Gretchen: The work that World Relief is doing right now is so vital, especially as the numbers of refugees allowed into the U.S. are starting to rise again. The farm story I mentioned earlier was something that truly inspired me with how creative it was. Even with COVID raging, people found a way to work together safely to spread love and life to refugees in our community. It may seem small in the grand scheme of the global refugee crisis, but it means the world to those families here.

If someone were to ask you, why World Relief, what would you say to them?

Tim: They do ask us, quite often. I reply with something that is simply the truth. 

I don’t know of any other nonprofit working in Durham doing so much tangibly for the community. That’s why, in addition to having a heart for the work World Relief does, we really respect World Relief as an organization. When you donate, your money is going to very important places. When you volunteer, your time is not wasted. You’re being structured into a system that adds the most value to the community and to the people that work with this service.
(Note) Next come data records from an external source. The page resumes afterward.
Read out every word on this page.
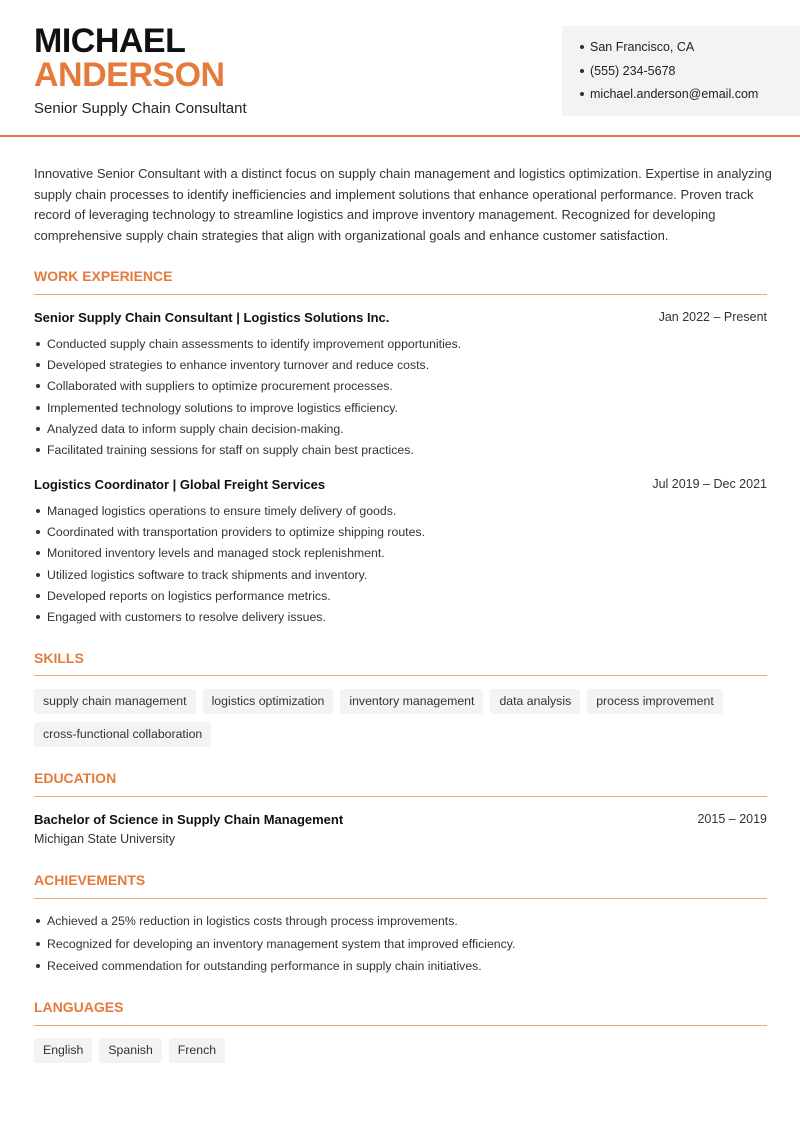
MICHAEL
ANDERSON
Senior Supply Chain Consultant
San Francisco, CA
(555) 234-5678
michael.anderson@email.com

Innovative Senior Consultant with a distinct focus on supply chain management and logistics optimization. Expertise in analyzing supply chain processes to identify inefficiencies and implement solutions that enhance operational performance. Proven track record of leveraging technology to streamline logistics and improve inventory management. Recognized for developing comprehensive supply chain strategies that align with organizational goals and enhance customer satisfaction.

WORK EXPERIENCE
Senior Supply Chain Consultant | Logistics Solutions Inc.	Jan 2022 – Present
Conducted supply chain assessments to identify improvement opportunities.
Developed strategies to enhance inventory turnover and reduce costs.
Collaborated with suppliers to optimize procurement processes.
Implemented technology solutions to improve logistics efficiency.
Analyzed data to inform supply chain decision-making.
Facilitated training sessions for staff on supply chain best practices.
Logistics Coordinator | Global Freight Services	Jul 2019 – Dec 2021
Managed logistics operations to ensure timely delivery of goods.
Coordinated with transportation providers to optimize shipping routes.
Monitored inventory levels and managed stock replenishment.
Utilized logistics software to track shipments and inventory.
Developed reports on logistics performance metrics.
Engaged with customers to resolve delivery issues.
SKILLS
supply chain management	logistics optimization	inventory management	data analysis	process improvement
cross-functional collaboration
EDUCATION
Bachelor of Science in Supply Chain Management	2015 – 2019
Michigan State University
ACHIEVEMENTS
Achieved a 25% reduction in logistics costs through process improvements.
Recognized for developing an inventory management system that improved efficiency.
Received commendation for outstanding performance in supply chain initiatives.
LANGUAGES
English	Spanish	French
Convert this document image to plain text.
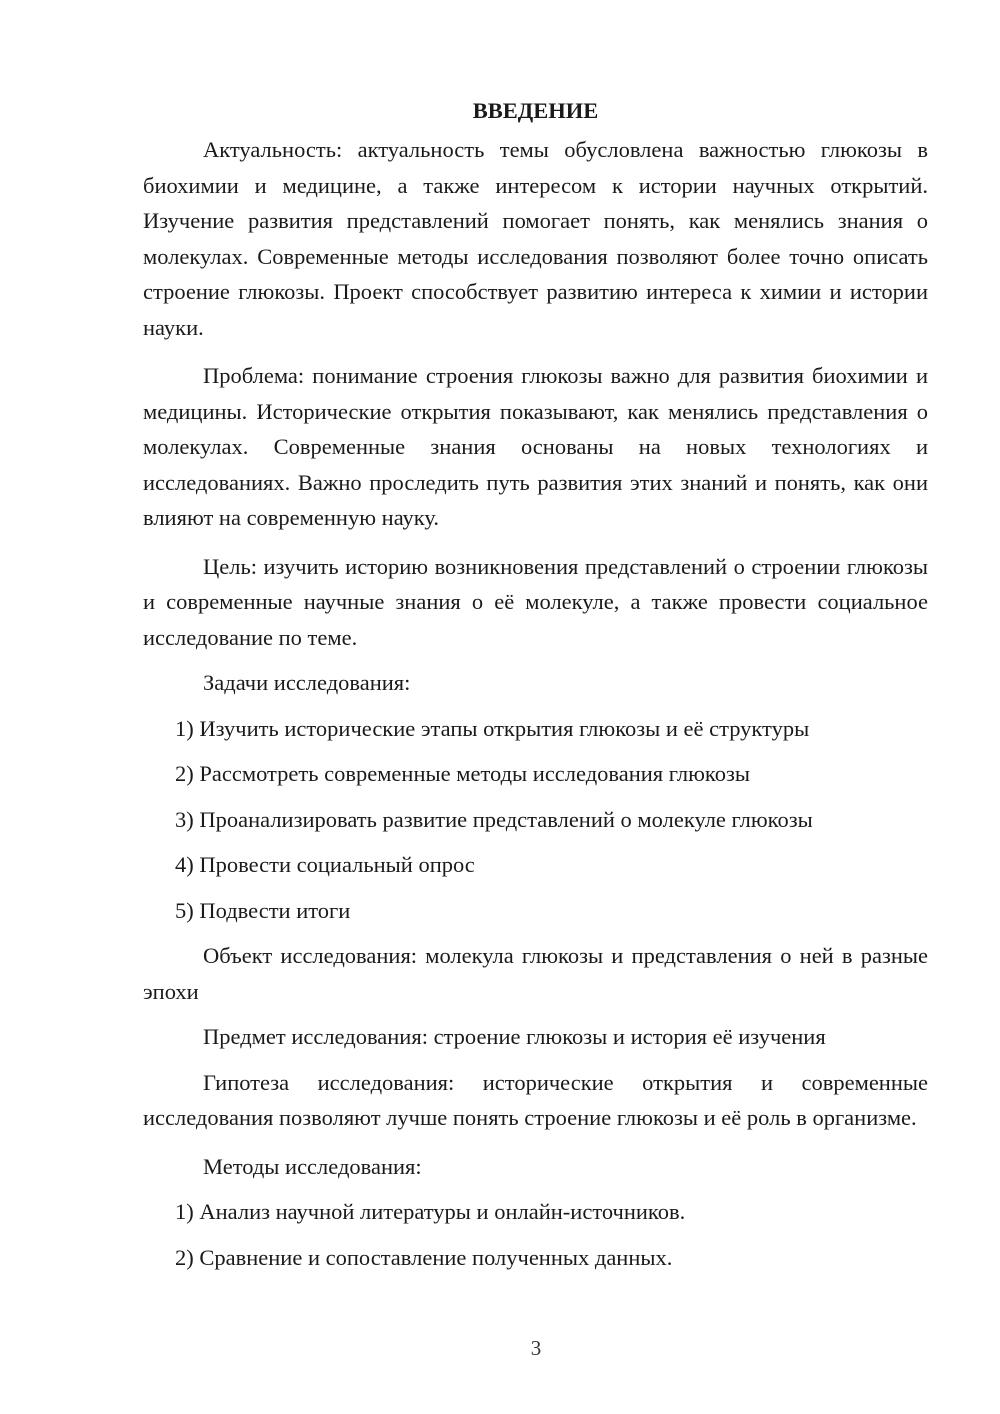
ВВЕДЕНИЕ

Актуальность: актуальность темы обусловлена важностью глюкозы в биохимии и медицине, а также интересом к истории научных открытий. Изучение развития представлений помогает понять, как менялись знания о молекулах. Современные методы исследования позволяют более точно описать строение глюкозы. Проект способствует развитию интереса к химии и истории науки.

Проблема: понимание строения глюкозы важно для развития биохимии и медицины. Исторические открытия показывают, как менялись представления о молекулах. Современные знания основаны на новых технологиях и исследованиях. Важно проследить путь развития этих знаний и понять, как они влияют на современную науку.

Цель: изучить историю возникновения представлений о строении глюкозы и современные научные знания о её молекуле, а также провести социальное исследование по теме.

Задачи исследования:

1) Изучить исторические этапы открытия глюкозы и её структуры

2) Рассмотреть современные методы исследования глюкозы

3) Проанализировать развитие представлений о молекуле глюкозы

4) Провести социальный опрос

5) Подвести итоги

Объект исследования: молекула глюкозы и представления о ней в разные эпохи

Предмет исследования: строение глюкозы и история её изучения

Гипотеза исследования: исторические открытия и современные исследования позволяют лучше понять строение глюкозы и её роль в организме.

Методы исследования:

1) Анализ научной литературы и онлайн-источников.

2) Сравнение и сопоставление полученных данных.

3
Gretchen: Over the last year and a half or so, I know World Relief has supported refugees even after their initial six-month financial support period. We saw that with Yohana, and she had been in the U.S. for over a year. World Relief helped her get plugged in with Job Corps. Her old case manager who was no longer officially her case manager still supported her by helping her apply to Job Corps, and then found temporary housing for her with us. That’s above and beyond what one might consider the job description.

It’s not just about getting refugees here and getting them started, to then leave them to figure things out from there. World Relief commits to the long-term walk alongside the refugee community. This is not easy, but it is so vital and speaks to their commitment to answering God’s call to welcome the newcomer.